Für seine schwarze Komödie «Suburbicon» verpasst George Clooney einem alten Script der Coen-Brüder einen bemüht zeitgemässen Anstrich. Sozialkritik von der ­Kinostange.

1986, zwei Jahre nach ihrem kultigen Debütfilm «Blood Simple», schrieben die Brüder Joel und Ethan Coen an einer makaberen Neo-Noir-Komödie. Das fertige Script verschwand in der Schublade, ehe es George Clooney Jahrzehnte später wieder hervorzog. Clooneys «Suburbicon» dürfte jedoch ganz anders geworden sein als das, was den Coens damals vorschwebte.

Der Plot ist in einer am Reissbrett entstandenen Vorzeigevorstadt in den USA der 1950er angesiedelt. In einer Zeit also, die im US-Kino schon seit langem vor allem als Klischee funktioniert: nostalgisch verklärt oder verteufelt als finsterer Hort der Bigotterie. Es dürfte klar sein, welche Schablone der politisch engagierte und demokratisch gesinnte Clooney an dieses Zeitalter anlegt.

1986, als David Lynch in seinem Skandalschocker «Blue Velvet» die Doppelmoral hinter den blütenweissen Lattenzäunen schonungslos sezierte, wäre das vielleicht noch frisch und frech gewesen. Mittlerweile wirkt es eher abgestanden. Dennoch: Die Story um den biederen Hornbrillenfamilienvater Gardner Lodge (Matt Damon) hat das Potenzial für eine knackige schwarzhumorige Satire.

Opfer oder Täter?

Nachdem Schuldeneintreiber der Mafia seine Frau Nancy ermordet und seinen Sohn Nicky bedroht haben, schlägt Gardner zurück.
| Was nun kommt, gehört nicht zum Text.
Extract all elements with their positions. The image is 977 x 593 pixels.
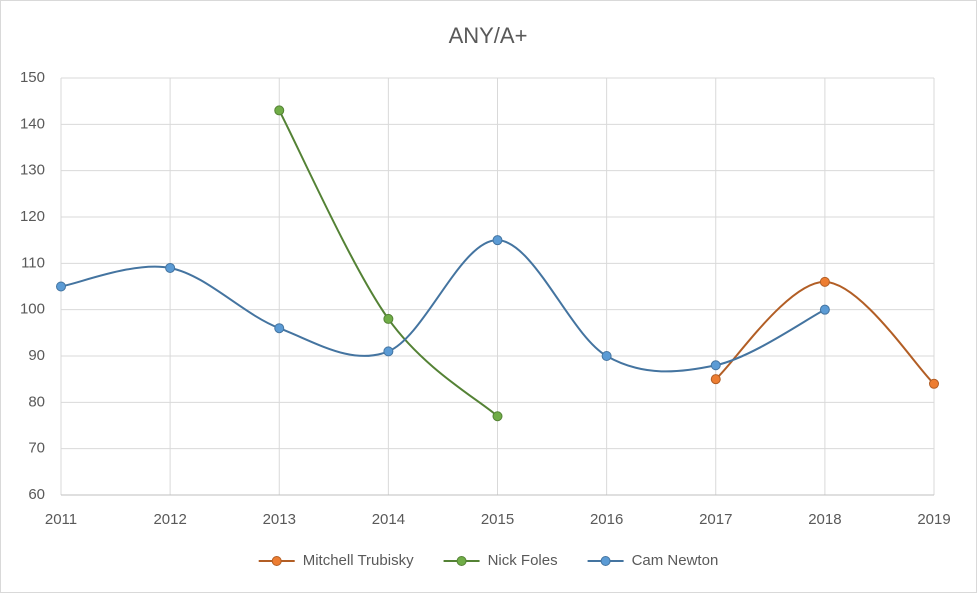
legend: Mitchell Trubisky Nick Foles Cam Newton [258, 552, 719, 569]
data-point [56, 281, 66, 292]
data-point [274, 323, 285, 334]
data-point [492, 411, 503, 422]
y-tick-label: 120 [20, 208, 45, 225]
legend-marker [271, 556, 282, 566]
y-tick-label: 140 [20, 115, 45, 132]
data-point [601, 351, 612, 361]
chart-title: ANY/A+ [449, 23, 528, 48]
data-point [819, 276, 830, 287]
data-point [492, 235, 503, 246]
x-tick-label: 2014 [372, 511, 405, 528]
data-point [710, 360, 721, 371]
x-tick-label: 2012 [153, 511, 186, 528]
x-tick-label: 2018 [808, 511, 841, 528]
data-point [165, 262, 176, 273]
x-tick-label: 2015 [481, 511, 514, 528]
data-point [274, 105, 285, 116]
y-tick-label: 70 [28, 440, 45, 457]
y-tick-label: 100 [20, 301, 45, 318]
legend-label: Nick Foles [488, 552, 558, 569]
legend-marker [600, 556, 611, 566]
series-line [278, 109, 499, 417]
y-tick-label: 60 [28, 486, 45, 503]
x-tick-label: 2013 [263, 511, 296, 528]
x-tick-label: 2016 [590, 511, 623, 528]
y-tick-label: 110 [21, 254, 45, 271]
y-tick-label: 150 [20, 69, 45, 86]
data-point [819, 304, 830, 315]
x-tick-label: 2019 [917, 511, 950, 528]
y-tick-label: 80 [28, 393, 45, 410]
x-tick-label: 2017 [699, 511, 732, 528]
y-tick-label: 130 [20, 162, 45, 179]
y-tick-label: 90 [28, 347, 45, 364]
data-point [383, 313, 394, 324]
x-tick-label: 2011 [45, 511, 77, 528]
legend-label: Mitchell Trubisky [303, 552, 414, 569]
data-point [710, 374, 721, 385]
legend-marker [456, 556, 467, 566]
data-point [383, 346, 394, 357]
legend-label: Cam Newton [632, 552, 719, 569]
series-line [60, 239, 826, 373]
data-point [929, 378, 939, 389]
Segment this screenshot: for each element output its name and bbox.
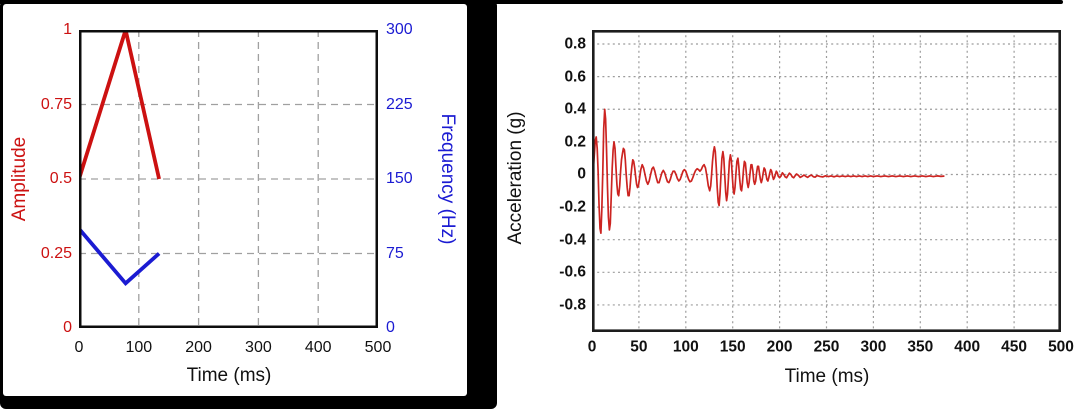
left-time-tick-label: 100 [125, 339, 153, 356]
left-time-tick-label: 500 [364, 339, 392, 356]
amplitude-tick-label: 0.5 [49, 170, 72, 187]
right-time-axis-title: Time (ms) [784, 366, 870, 387]
acceleration-tick-label: 0.4 [564, 100, 586, 118]
left-time-tick-label: 200 [185, 339, 212, 356]
acceleration-plot-area [592, 30, 1061, 332]
amplitude-tick-label: 0.75 [40, 95, 72, 113]
right-time-tick-label: 250 [813, 338, 840, 356]
acceleration-tick-label: 0 [577, 165, 586, 183]
frequency-tick-label: 150 [386, 170, 413, 187]
window-top-border [0, 0, 1063, 4]
right-time-tick-label: 450 [1001, 338, 1028, 356]
acceleration-tick-label: 0.8 [564, 35, 586, 53]
left-time-tick-label: 400 [304, 339, 332, 356]
right-time-tick-label: 350 [907, 338, 934, 356]
amplitude-axis-title: Amplitude [9, 136, 30, 222]
frequency-tick-label: 300 [386, 21, 413, 38]
frequency-axis-title: Frequency (Hz) [437, 113, 458, 245]
acceleration-tick-label: 0.2 [564, 133, 586, 151]
acceleration-tick-label: 0.6 [564, 67, 586, 85]
right-time-tick-label: 0 [587, 338, 597, 356]
left-time-axis-title: Time (ms) [186, 365, 272, 386]
amplitude-tick-label: 1 [63, 21, 72, 38]
amplitude-envelope-line [79, 30, 161, 180]
right-time-tick-label: 500 [1048, 338, 1074, 356]
right-time-tick-label: 150 [719, 338, 746, 356]
acceleration-tick-label: -0.4 [559, 230, 586, 248]
frequency-tick-label: 75 [386, 244, 404, 262]
frequency-tick-label: 0 [386, 319, 395, 336]
frequency-sweep-line [79, 227, 161, 287]
left-time-tick-label: 300 [245, 339, 272, 356]
excitation-plot-area [79, 30, 378, 328]
acceleration-tick-label: -0.2 [559, 198, 586, 216]
frequency-tick-label: 225 [386, 95, 413, 113]
left-time-tick-label: 0 [74, 339, 84, 356]
acceleration-trace-line [592, 108, 945, 235]
right-time-tick-label: 100 [672, 338, 699, 356]
amplitude-tick-label: 0 [63, 319, 72, 336]
acceleration-tick-label: -0.8 [559, 296, 586, 314]
acceleration-axis-title: Acceleration (g) [505, 111, 526, 245]
right-time-tick-label: 50 [630, 338, 648, 356]
right-time-tick-label: 200 [766, 338, 793, 356]
acceleration-tick-label: -0.6 [559, 263, 586, 281]
right-time-tick-label: 400 [954, 338, 981, 356]
amplitude-tick-label: 0.25 [40, 244, 72, 262]
right-time-tick-label: 300 [860, 338, 887, 356]
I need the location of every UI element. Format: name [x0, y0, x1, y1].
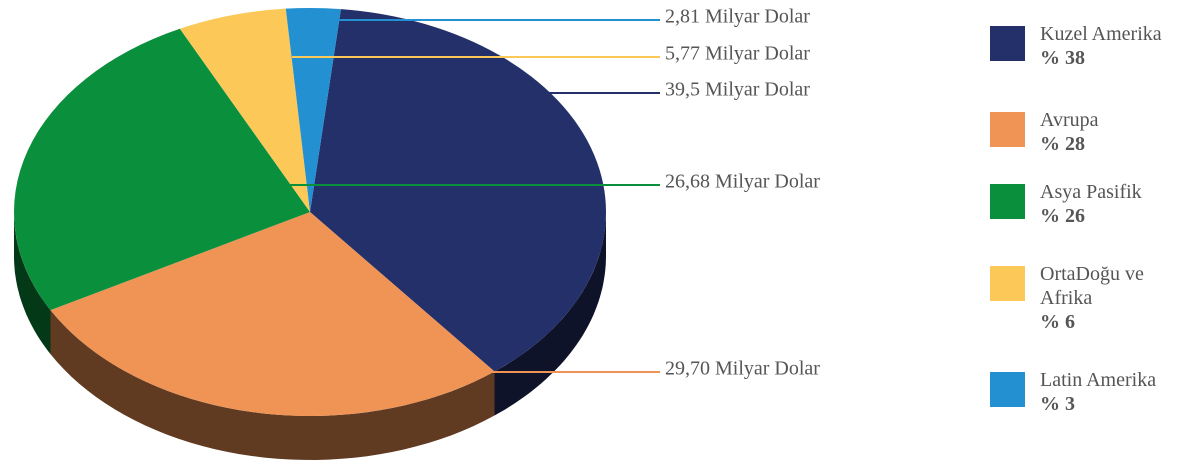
legend-label: Kuzel Amerika — [1040, 23, 1162, 45]
legend-label: Latin Amerika — [1040, 369, 1157, 391]
data-label: 26,68 Milyar Dolar — [665, 171, 820, 193]
pie-side — [14, 212, 51, 355]
legend-swatch — [990, 26, 1025, 61]
legend-item: Avrupa% 28 — [990, 108, 1185, 156]
data-label: 2,81 Milyar Dolar — [665, 6, 810, 28]
legend-item: Kuzel Amerika% 38 — [990, 22, 1185, 70]
chart: 39,5 Milyar Dolar 29,70 Milyar Dolar 26,68… — [13, 6, 820, 460]
legend-item: Latin Amerika% 3 — [990, 368, 1185, 416]
pie-slice — [179, 8, 310, 212]
data-label: 5,77 Milyar Dolar — [665, 43, 810, 65]
legend-label: Avrupa — [1040, 109, 1099, 131]
legend-value: % 38 — [1040, 47, 1085, 69]
legend-label: Asya Pasifik — [1040, 181, 1142, 203]
data-label: 29,70 Milyar Dolar — [665, 358, 820, 380]
legend-item: OrtaDoğu ve Afrika% 6 — [990, 262, 1185, 334]
pie-slice — [310, 9, 606, 372]
pie-slice — [285, 7, 341, 212]
pie-side — [50, 310, 495, 460]
pie-side — [494, 212, 606, 416]
legend-value: % 28 — [1040, 133, 1085, 155]
legend-value: % 3 — [1040, 393, 1075, 415]
data-label: 39,5 Milyar Dolar — [665, 79, 810, 101]
legend-swatch — [990, 372, 1025, 407]
pie-slice — [13, 28, 311, 311]
legend-item: Asya Pasifik% 26 — [990, 180, 1185, 228]
legend-label: OrtaDoğu ve Afrika — [1040, 263, 1144, 309]
legend-swatch — [990, 112, 1025, 147]
legend-swatch — [990, 266, 1025, 301]
legend-value: % 26 — [1040, 205, 1085, 227]
pie-slice — [50, 212, 495, 416]
legend-value: % 6 — [1040, 311, 1075, 333]
legend-swatch — [990, 184, 1025, 219]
Tatkräftig unterstützt von Nancys Zwillingsschwester Margaret. Nach und nach schwant einem allerdings, dass die beiden möglicherweise gar nicht die unschuldigen Opfer sind, für die sie sich zuerst aus­geben.
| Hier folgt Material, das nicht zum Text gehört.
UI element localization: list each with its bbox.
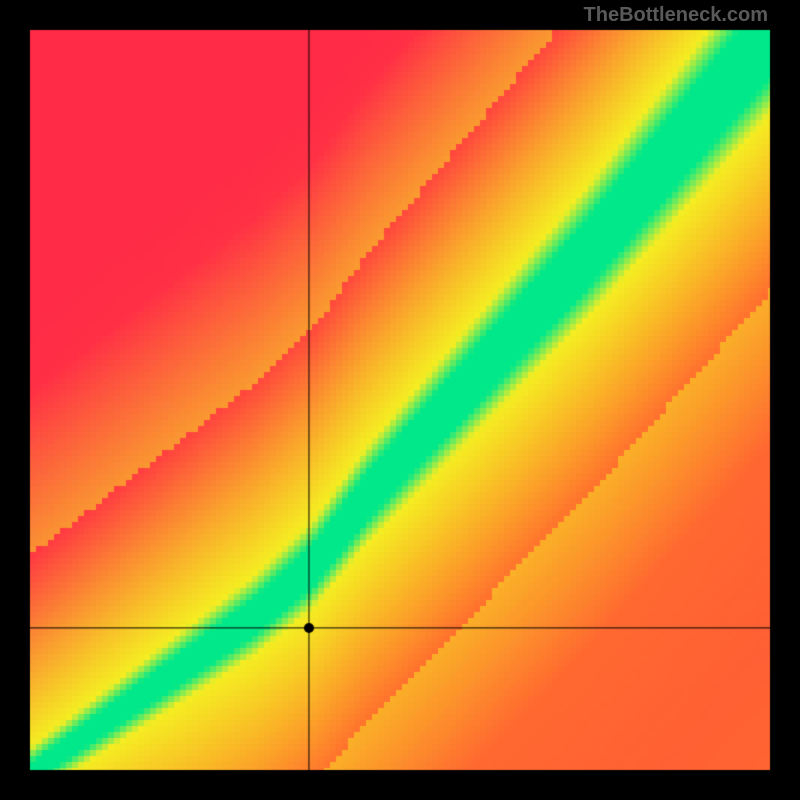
chart-container: TheBottleneck.com — [0, 0, 800, 800]
attribution-label: TheBottleneck.com — [584, 4, 768, 27]
bottleneck-heatmap — [0, 0, 800, 800]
Matt Damon verkörpert den abgründigen Durchschnitts­amerikaner mit einer grandiosen Mischung aus jungenhaftem Charme, spiessbürgerlicher Trotteligkeit, lakonischem Zynismus und unterdrückten Aggressionen. Julianne Moore überzeugt in ihrer Doppelrolle als Ehefrau und Schwägerin mit bittersüssem «Bad Mom»-Charisma.

Doch trotz solch famoser Darbietungen, die von einem Kurzauftritt Oscar Isaacs als dubiosen Versicherungsdetektiven gekrönt werden, hängen die Figuren seltsam in der Luft, weil Clooney sie konsequent auf Distanz hält. Es ist, als interessierte er sich nicht wirklich für seine Charaktere, als hätte er sie sich nur schnell von den Coens geborgt, um... Ja, wofür eigentlich?

Wahre Geschichte

Eine ziemlich klare Ahnung davon, was dem 56-jährigen Hollywoodstar mit seiner mittlerweile sechsten Regiearbeit vorschwebt, erhält man, wenn er einen Blick über den Zaun zu den neuen Nachbarn der Lodges wirft. Nebenan nämlich ist eine afroamerikanische Familie eingezogen, die es im Drehbuch der Coens ursprünglich nicht gab. Clooney hat sich für diesen Seitenstrang von einer wahren Geschichte inspirieren lassen.

In dicken Strichen pinselt er den Rassenhass auf die Leinwand. Erst steht ein entsetzter Briefträger bei den Neuankömmlingen vor der Tür. Kurz darauf folgt der wütende Mob. Dass Clooney gleichsam en passant ein ernst zu nehmendes Drama in seine Farce ­hineinzuschmuggeln versucht, tut beiden nicht gut.

Zu offensichtlich ist, worauf es der Filmemacher hier anlegt. Sein «Suburbicon» hält Trumps Amerika den Spiegel vor. Dieser zeitgemässen Message hechelt der Film hinterher, ohne dabei je zu sich selbst zu finden.

Suburbicon: Der Film läuft ab Donnerstag im Kino.